玄米茶に似てる気もする。菓子はカリッとしていて甘いが食感は煎餅にも似ている。
「じゃ、今日は一緒に寝てくれる?」
思わず口に含んだ茶や菓子を吹き出してしまう。
「げほっ!!ば、ばか!!謙信がいるだろ!!」
「ウソだよ♪」
ペロリとウィンクしながら舌を出すミナリア。
俗に言うテヘペロだ。
「はぁ~………まったくお前は」
「だってお兄様、部屋にエッチな本とかあるってミコさんが言ってたよ?」
もはやプライバシーもないのか………。
ミナリアはニヤリと笑う。
「もしかして、エッチな事考えた?」
「バカ、からかうなよ。

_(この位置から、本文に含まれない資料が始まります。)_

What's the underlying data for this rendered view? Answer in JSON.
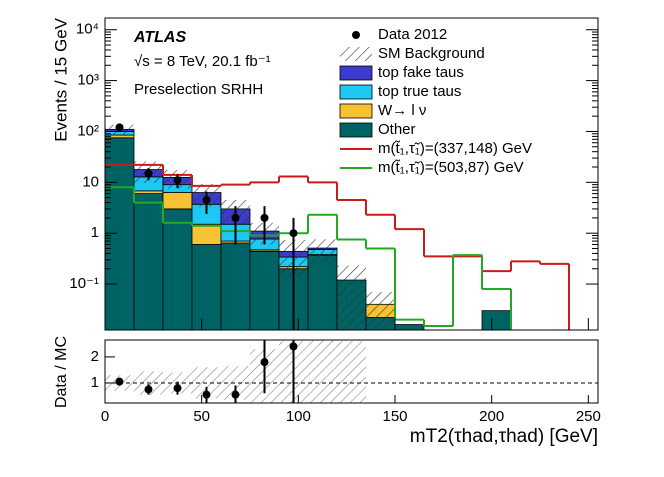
{
  "chart_data": [
    {
      "type": "histogram",
      "bins": [
        0,
        15,
        30,
        45,
        60,
        75,
        90,
        105,
        120,
        135,
        150,
        165,
        180,
        195,
        210,
        225,
        240,
        255
      ],
      "xlim": [
        0,
        255
      ],
      "ylim": [
        0.0125,
        17000
      ],
      "log_y": true,
      "yticks": [
        {
          "value": 10000,
          "label": "10⁴"
        },
        {
          "value": 1000,
          "label": "10³"
        },
        {
          "value": 100,
          "label": "10²"
        },
        10,
        1,
        {
          "value": 0.1,
          "label": "10⁻¹"
        }
      ],
      "y_label": "Events / 15 GeV",
      "annotations": [
        "ATLAS",
        "√s = 8 TeV, 20.1 fb⁻¹",
        "Preselection SRHH"
      ],
      "data": {
        "name": "Data 2012",
        "color": "#000000",
        "x": [
          7.5,
          22.5,
          37.5,
          52.5,
          67.5,
          82.5,
          97.5
        ],
        "values": [
          120,
          15,
          11,
          4.5,
          2,
          2,
          1
        ],
        "errors": [
          11,
          4,
          3.3,
          2.1,
          1.4,
          1.4,
          1
        ]
      },
      "background": {
        "name": "SM Background",
        "uncertainty": [
          25,
          8,
          5,
          3,
          1.5,
          0.5,
          0.3,
          0.25,
          0.11,
          0.03,
          0,
          0,
          0,
          0,
          0,
          0,
          0
        ]
      },
      "stacked": [
        {
          "name": "top fake taus",
          "color": "#3b3bd0",
          "values": [
            10,
            5,
            3.5,
            2.6,
            1.5,
            0.33,
            0.1,
            0.03,
            0,
            0,
            0,
            0,
            0,
            0,
            0,
            0,
            0
          ]
        },
        {
          "name": "top true taus",
          "color": "#1ec8f5",
          "values": [
            15,
            6,
            2.7,
            2.2,
            0.8,
            0.3,
            0.12,
            0.1,
            0,
            0,
            0,
            0,
            0,
            0,
            0,
            0,
            0
          ]
        },
        {
          "name": "W→ l ν",
          "color": "#f7c234",
          "values": [
            10,
            0.8,
            3.3,
            0.9,
            0.06,
            0.03,
            0.02,
            0.01,
            0,
            0.018,
            0,
            0,
            0,
            0,
            0,
            0,
            0
          ]
        },
        {
          "name": "Other",
          "color": "#006363",
          "values": [
            75,
            6,
            3,
            0.6,
            0.64,
            0.44,
            0.2,
            0.37,
            0.12,
            0.022,
            0.016,
            0,
            0,
            0.03,
            0,
            0,
            0
          ]
        }
      ],
      "signals": [
        {
          "name": "m(t̃₁,τ̃₁)=(337,148) GeV",
          "color": "#cc1a1a",
          "values": [
            22,
            22,
            14,
            8.5,
            9,
            10,
            13,
            10,
            4.5,
            2.3,
            1.2,
            0.35,
            0.35,
            0.18,
            0.28,
            0.25,
            0
          ]
        },
        {
          "name": "m(t̃₁,τ̃₁)=(503,87) GeV",
          "color": "#22aa22",
          "values": [
            8,
            4,
            1.6,
            1.4,
            1.1,
            0.9,
            1,
            2.3,
            0.75,
            0.5,
            0.02,
            0.015,
            0.37,
            0.08,
            0,
            0,
            0
          ]
        }
      ]
    },
    {
      "type": "ratio",
      "xlim": [
        0,
        255
      ],
      "xticks": [
        0,
        50,
        100,
        150,
        200,
        250
      ],
      "x_label": "mT2(τhad,τhad) [GeV]",
      "ylim": [
        0.23,
        2.65
      ],
      "yticks": [
        1,
        2
      ],
      "y_label": "Data / MC",
      "reference": 1,
      "band": [
        0.3,
        0.45,
        0.4,
        0.6,
        0.65,
        1.3,
        1.6,
        1.7,
        1.6
      ],
      "x": [
        7.5,
        22.5,
        37.5,
        52.5,
        67.5,
        82.5,
        97.5
      ],
      "values": [
        1.05,
        0.75,
        0.8,
        0.55,
        0.55,
        1.8,
        2.4
      ],
      "errors": [
        0.1,
        0.2,
        0.25,
        0.3,
        0.35,
        1.2,
        2.4
      ]
    }
  ]
}
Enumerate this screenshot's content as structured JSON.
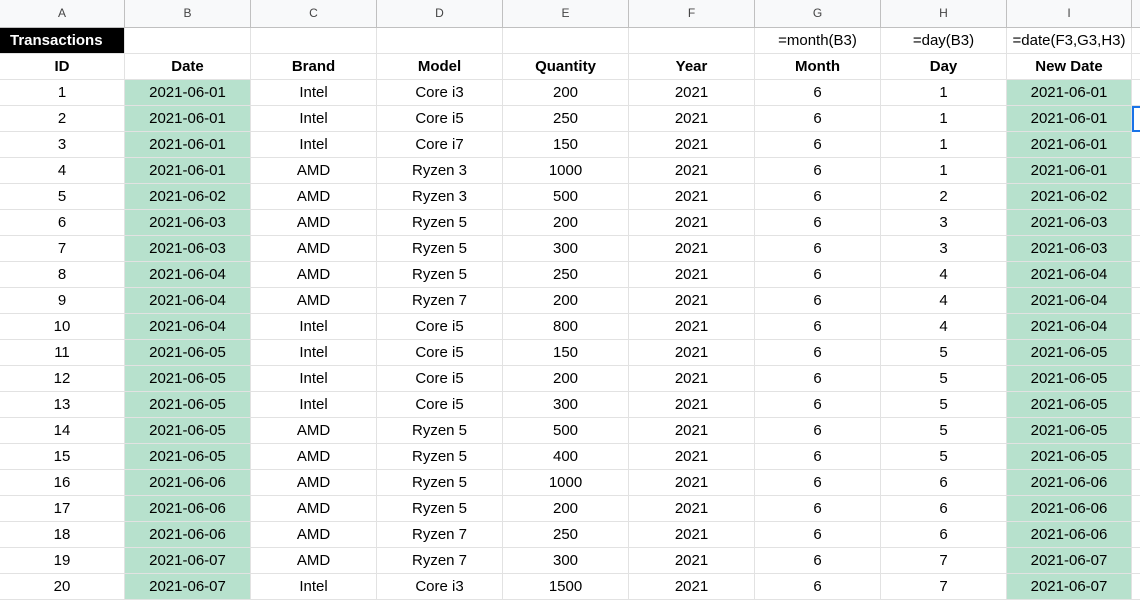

もう助けてやんないぞ?」
「いいも~ん!もう謙信ちゃんがいるし、次からはお兄様じゃなくて、謙信ちゃんに頼むもんね~♪」
「……………それはそれで寂しいぞ」
「えへへ~!これもウソ♪」
ミナリアはお茶を一口飲むと、屈託の無い笑みをこちらに浮かべる。
「最初は、カケラとか言われて心配だったよ。」
「え?」
「お兄様、私の事はちゃんと覚えててくれた!ちゃんと私を見てくれてる!」
「………当たり前だろ?」
「だから、お兄様大好き!!」
「そう言う言葉は、お嫁に行くときに取っておきなさい。」
紆余曲折あったが、まだ何とかなりそうだ。
ミナリアにもバレてない。
時折、心が痛いがアルス達に聞いた「彼女の兄が不在の寂しさ」を埋めるためなら、なんだかまだやっていけそうな気がする。
━━━━この時、おれは忘れていた
現世の復讐心。憎む心を。
これが…………
これが狙いだったのか?
なぁ?ハルト。
ハルト・フォン・マギアル・ドリミア伯爵。